9.4 da’lık (37.5 x 250 metre) bir arazi alanı kullanılmıştır. Yeni hattın döşenmesinde görev alan Köy Hizmetleri mühendisleri, bu rasgele seçilen dren lateral hattının uzunluğunun yaklaşık 440 metre olduğunu; 100 mm çaplı beyaz renkli drenflex drenaj borusu kullanıldığını; hattın eğiminin yaklaşık %0.14 olduğunu (hattın başında yaklaşık 100 cm sonunda ise 160 cm dren derinliği kullanılmıştır); boruların yerleştirildiği hendeğin açılmasında kepçe genişliği 60 cm olan trençerin kullanıldığını; açılan bu hendeğe döşenen boru hattının yanlarının ve 15’er cm üst ve alt kısmının, 5-15 mm çaplı kırılmış ve yıkanmış çakıl malzemesinin (filtre malzemesi olarak) serildiğini ifade etmişlerdir. Hatlar tarlanın bitişiğindeki açık dren kanalına boşalmaktadır. Yeni hatların kanala çıkış noktalarında çıkış ağızları beton bloklar ile işaretlenmiş olup, eski hatların çıkış ağızları ancak drenaj borusunun veya borudan çıkan suyun çıktı ağzında oluşturduğu ıslaklıktan belirlenebilmiştir.
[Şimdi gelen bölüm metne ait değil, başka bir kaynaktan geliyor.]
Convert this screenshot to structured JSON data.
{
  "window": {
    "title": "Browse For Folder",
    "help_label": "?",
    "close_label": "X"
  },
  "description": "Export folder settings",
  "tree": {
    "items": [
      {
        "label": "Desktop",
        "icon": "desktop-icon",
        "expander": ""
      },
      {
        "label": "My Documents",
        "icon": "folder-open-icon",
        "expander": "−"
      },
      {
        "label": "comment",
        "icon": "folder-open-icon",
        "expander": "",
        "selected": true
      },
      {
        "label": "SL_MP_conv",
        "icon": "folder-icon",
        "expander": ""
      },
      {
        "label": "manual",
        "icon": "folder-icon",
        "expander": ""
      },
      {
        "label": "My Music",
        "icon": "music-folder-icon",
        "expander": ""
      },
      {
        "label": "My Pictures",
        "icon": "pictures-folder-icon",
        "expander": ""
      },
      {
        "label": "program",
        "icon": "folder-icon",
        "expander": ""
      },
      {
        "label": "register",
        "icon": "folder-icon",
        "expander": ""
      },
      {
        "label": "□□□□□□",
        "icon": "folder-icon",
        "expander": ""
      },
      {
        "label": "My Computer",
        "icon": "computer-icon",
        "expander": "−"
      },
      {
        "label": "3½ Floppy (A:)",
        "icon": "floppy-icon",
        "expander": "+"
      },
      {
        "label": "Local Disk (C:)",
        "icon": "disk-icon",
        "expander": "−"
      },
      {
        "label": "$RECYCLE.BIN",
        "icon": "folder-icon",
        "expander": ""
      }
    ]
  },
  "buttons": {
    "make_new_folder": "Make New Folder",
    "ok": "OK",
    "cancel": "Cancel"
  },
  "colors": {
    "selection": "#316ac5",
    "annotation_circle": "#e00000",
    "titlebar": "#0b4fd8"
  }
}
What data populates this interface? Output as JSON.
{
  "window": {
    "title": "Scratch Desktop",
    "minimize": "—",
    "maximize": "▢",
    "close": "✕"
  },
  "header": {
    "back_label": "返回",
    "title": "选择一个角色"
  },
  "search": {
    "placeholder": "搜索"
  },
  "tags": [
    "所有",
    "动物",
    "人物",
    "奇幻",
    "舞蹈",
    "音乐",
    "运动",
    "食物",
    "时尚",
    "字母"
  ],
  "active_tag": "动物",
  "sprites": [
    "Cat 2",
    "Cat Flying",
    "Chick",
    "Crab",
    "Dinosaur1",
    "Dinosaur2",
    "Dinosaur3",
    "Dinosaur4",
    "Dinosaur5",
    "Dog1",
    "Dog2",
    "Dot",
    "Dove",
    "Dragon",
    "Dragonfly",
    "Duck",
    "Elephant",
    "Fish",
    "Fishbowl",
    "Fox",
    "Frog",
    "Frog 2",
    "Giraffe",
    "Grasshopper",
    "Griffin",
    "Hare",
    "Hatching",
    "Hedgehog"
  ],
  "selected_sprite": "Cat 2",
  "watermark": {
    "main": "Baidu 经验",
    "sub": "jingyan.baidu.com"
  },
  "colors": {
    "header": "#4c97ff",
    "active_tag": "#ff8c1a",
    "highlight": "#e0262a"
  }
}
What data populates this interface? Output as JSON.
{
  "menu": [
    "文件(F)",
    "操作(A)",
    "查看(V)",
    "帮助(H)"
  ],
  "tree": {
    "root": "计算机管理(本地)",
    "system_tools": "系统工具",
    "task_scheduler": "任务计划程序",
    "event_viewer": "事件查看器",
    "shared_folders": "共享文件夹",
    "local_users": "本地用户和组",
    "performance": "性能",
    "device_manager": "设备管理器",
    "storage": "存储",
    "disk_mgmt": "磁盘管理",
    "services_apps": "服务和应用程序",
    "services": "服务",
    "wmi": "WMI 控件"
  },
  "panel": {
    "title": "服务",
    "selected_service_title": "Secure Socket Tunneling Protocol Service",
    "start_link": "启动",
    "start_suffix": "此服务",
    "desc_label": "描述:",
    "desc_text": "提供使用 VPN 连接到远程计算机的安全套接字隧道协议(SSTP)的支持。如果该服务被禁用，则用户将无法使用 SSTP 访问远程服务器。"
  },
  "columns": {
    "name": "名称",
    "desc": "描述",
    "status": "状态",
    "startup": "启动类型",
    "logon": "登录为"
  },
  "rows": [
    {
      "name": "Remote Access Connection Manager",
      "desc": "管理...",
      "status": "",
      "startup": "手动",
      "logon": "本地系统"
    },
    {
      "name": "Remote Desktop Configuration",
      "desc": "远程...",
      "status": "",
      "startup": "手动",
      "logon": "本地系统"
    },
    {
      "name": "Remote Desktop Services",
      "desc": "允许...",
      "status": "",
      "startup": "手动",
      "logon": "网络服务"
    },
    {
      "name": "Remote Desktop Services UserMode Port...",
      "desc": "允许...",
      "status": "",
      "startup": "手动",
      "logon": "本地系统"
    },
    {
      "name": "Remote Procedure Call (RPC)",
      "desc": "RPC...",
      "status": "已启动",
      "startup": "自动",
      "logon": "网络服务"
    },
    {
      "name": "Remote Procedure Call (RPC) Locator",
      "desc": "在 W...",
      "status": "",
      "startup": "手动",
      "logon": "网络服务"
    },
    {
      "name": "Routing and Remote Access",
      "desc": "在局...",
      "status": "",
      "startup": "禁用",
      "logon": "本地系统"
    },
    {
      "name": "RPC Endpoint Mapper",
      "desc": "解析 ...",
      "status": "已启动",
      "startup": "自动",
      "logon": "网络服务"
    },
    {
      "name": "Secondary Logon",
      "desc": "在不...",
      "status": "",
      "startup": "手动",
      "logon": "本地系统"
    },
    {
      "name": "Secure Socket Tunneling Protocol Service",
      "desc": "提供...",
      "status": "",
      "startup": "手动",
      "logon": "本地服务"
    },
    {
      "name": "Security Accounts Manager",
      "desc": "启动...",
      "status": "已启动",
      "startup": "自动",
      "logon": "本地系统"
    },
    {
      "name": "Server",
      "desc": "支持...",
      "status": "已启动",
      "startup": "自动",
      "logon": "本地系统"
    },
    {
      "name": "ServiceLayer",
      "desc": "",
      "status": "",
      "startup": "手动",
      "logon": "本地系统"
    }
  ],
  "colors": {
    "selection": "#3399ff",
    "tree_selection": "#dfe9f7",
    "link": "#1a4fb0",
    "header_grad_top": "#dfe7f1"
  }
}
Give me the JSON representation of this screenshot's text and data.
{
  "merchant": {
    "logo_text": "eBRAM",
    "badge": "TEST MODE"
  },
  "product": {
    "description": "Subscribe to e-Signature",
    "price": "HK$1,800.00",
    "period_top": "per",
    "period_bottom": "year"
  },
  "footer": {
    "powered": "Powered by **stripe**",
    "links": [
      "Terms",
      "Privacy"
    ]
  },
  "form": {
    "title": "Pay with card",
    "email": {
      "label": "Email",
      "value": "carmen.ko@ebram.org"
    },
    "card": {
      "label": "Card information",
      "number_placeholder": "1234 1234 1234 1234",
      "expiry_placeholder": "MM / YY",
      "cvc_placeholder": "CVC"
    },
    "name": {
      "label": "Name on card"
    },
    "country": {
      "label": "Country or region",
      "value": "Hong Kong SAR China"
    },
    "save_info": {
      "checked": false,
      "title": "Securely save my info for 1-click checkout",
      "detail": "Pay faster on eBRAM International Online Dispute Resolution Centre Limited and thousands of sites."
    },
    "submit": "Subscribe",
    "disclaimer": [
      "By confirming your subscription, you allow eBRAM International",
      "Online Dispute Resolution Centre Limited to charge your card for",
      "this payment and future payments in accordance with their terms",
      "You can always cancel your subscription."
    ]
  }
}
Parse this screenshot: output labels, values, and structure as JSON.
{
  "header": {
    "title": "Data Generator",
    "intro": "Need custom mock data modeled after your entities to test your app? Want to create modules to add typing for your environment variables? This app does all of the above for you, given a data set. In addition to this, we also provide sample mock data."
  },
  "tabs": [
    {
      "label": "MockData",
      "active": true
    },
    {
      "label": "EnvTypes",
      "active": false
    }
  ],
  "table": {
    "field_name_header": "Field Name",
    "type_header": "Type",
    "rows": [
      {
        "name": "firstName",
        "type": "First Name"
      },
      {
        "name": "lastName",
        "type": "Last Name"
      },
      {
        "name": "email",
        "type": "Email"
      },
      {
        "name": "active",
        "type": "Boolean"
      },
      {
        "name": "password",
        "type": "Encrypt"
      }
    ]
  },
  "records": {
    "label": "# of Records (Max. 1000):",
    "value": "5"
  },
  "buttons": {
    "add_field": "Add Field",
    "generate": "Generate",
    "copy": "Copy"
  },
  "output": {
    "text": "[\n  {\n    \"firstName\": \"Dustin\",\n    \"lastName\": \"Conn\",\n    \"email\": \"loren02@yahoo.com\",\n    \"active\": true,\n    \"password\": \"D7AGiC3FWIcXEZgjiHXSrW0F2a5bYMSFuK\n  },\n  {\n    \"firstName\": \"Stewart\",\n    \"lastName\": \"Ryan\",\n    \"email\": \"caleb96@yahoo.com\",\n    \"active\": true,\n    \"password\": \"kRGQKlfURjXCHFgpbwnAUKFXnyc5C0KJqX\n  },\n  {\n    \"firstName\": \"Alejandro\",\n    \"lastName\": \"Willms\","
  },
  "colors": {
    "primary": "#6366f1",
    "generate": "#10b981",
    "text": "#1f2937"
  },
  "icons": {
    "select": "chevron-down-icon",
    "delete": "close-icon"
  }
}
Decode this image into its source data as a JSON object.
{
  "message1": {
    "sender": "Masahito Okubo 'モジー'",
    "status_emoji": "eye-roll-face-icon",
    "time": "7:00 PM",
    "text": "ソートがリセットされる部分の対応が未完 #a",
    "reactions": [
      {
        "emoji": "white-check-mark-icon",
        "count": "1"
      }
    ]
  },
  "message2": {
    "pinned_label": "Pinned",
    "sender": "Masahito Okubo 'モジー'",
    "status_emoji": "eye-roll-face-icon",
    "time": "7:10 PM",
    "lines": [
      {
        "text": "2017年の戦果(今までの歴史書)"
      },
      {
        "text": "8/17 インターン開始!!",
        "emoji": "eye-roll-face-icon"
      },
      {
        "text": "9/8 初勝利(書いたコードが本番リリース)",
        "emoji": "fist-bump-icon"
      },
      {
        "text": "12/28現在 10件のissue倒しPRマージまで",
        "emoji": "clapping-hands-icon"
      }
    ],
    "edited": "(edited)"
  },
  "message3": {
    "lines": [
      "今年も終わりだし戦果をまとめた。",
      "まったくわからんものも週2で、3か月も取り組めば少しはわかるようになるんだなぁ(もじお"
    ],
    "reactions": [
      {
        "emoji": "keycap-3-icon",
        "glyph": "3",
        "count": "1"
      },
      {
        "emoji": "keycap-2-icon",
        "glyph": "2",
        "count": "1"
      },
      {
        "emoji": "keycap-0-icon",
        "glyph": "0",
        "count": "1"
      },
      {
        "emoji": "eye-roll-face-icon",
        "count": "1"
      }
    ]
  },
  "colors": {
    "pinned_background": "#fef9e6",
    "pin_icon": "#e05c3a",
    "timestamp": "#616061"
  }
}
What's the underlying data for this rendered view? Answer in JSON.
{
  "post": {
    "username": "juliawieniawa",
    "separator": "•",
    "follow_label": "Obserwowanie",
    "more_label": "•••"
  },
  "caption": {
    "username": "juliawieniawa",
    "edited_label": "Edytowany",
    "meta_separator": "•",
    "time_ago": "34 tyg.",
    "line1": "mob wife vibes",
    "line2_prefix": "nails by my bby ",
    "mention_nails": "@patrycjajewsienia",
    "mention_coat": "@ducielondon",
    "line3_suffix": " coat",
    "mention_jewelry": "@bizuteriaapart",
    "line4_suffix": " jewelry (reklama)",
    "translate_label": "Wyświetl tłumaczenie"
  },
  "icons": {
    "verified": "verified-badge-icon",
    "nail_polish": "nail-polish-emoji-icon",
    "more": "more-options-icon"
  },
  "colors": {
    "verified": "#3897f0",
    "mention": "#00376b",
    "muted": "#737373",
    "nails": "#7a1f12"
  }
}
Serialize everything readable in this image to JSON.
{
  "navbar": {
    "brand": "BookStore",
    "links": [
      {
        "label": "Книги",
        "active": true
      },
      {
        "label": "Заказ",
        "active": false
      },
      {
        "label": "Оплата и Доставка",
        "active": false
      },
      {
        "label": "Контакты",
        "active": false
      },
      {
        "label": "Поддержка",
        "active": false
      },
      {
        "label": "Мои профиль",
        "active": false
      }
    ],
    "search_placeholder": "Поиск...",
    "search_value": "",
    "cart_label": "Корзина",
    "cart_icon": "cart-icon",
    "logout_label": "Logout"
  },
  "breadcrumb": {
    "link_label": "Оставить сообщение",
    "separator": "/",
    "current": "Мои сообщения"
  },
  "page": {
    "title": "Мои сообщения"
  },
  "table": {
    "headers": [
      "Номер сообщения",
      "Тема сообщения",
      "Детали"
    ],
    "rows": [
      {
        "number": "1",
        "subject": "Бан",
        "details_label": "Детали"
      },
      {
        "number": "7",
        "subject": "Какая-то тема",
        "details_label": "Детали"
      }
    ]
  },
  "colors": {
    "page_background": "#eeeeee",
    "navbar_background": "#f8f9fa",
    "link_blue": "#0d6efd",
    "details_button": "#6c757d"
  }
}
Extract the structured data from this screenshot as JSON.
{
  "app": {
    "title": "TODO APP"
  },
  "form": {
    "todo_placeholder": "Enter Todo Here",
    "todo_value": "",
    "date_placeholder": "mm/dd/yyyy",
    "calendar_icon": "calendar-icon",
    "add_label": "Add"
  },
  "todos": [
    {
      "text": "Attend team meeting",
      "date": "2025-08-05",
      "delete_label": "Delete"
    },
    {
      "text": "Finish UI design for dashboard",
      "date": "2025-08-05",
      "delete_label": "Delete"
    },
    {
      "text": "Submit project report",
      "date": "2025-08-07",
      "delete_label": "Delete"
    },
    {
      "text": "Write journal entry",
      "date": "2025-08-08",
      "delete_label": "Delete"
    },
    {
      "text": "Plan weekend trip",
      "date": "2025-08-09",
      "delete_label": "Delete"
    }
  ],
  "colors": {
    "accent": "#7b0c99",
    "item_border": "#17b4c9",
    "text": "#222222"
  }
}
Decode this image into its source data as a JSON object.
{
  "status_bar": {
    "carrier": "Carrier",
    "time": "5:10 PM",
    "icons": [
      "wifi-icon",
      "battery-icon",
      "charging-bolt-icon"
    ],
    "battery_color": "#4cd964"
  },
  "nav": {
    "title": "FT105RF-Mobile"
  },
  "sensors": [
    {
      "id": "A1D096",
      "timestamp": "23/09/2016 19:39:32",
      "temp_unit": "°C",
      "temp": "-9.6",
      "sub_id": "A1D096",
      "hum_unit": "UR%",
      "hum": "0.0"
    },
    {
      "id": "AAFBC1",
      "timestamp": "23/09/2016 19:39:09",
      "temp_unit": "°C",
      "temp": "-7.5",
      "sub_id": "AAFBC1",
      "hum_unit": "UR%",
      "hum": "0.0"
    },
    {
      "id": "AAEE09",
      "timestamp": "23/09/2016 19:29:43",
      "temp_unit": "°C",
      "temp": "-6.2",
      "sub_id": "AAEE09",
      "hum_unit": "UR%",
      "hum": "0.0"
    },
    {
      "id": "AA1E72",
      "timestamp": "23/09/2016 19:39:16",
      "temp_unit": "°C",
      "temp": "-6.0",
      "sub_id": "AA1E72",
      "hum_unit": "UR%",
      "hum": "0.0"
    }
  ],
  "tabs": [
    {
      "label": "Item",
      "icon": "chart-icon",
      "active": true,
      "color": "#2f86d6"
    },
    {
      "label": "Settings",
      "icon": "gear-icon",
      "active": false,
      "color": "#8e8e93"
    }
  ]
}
Yeni hattın arazi boyunca takip ettiği hat, bir helezon toprak burgusu ve dren sondaj mili ile dren borusu üzerine serilen çakıl dolgu materyalinin tetkiki sonucu belirlenmeye çalışılmıştır. Bulunan hattın arazide 2007 yılında yetiştiriciliği yapılan silajlık mısır bitki sıralarıyla hemen hemen paralel olduğu bulunmuştur. Bitki sıra aralığı 80 cm tutulmuş olup, bitkiler 500 m uzunluğunda açılan karıklar kullanılarak karık sulama yöntemi ile sulanmıştır. Arazideki infiltrasyon testleri sırasındaki izlenimlerimiz ve işletme mühendisi ile mülakatımız, arazi üzerindeki silajlık mısırın gerek hasat gerekse taşınımı sırasında yürütülen trafik işlemlerinin de hemen hemen bu sıralara paralele olarak yapıldığını ortaya koymuştur. 2007 yılı Eylül ayı başında silajlık mısırın hasadı gerçekleştirilmiş olup, ay sonuna doğru ise infiltrasyon testleri yapılıp, daha sonra bu test yerlerindeki yüzey toprağının hacim ağırlıkları ölçülmüştür.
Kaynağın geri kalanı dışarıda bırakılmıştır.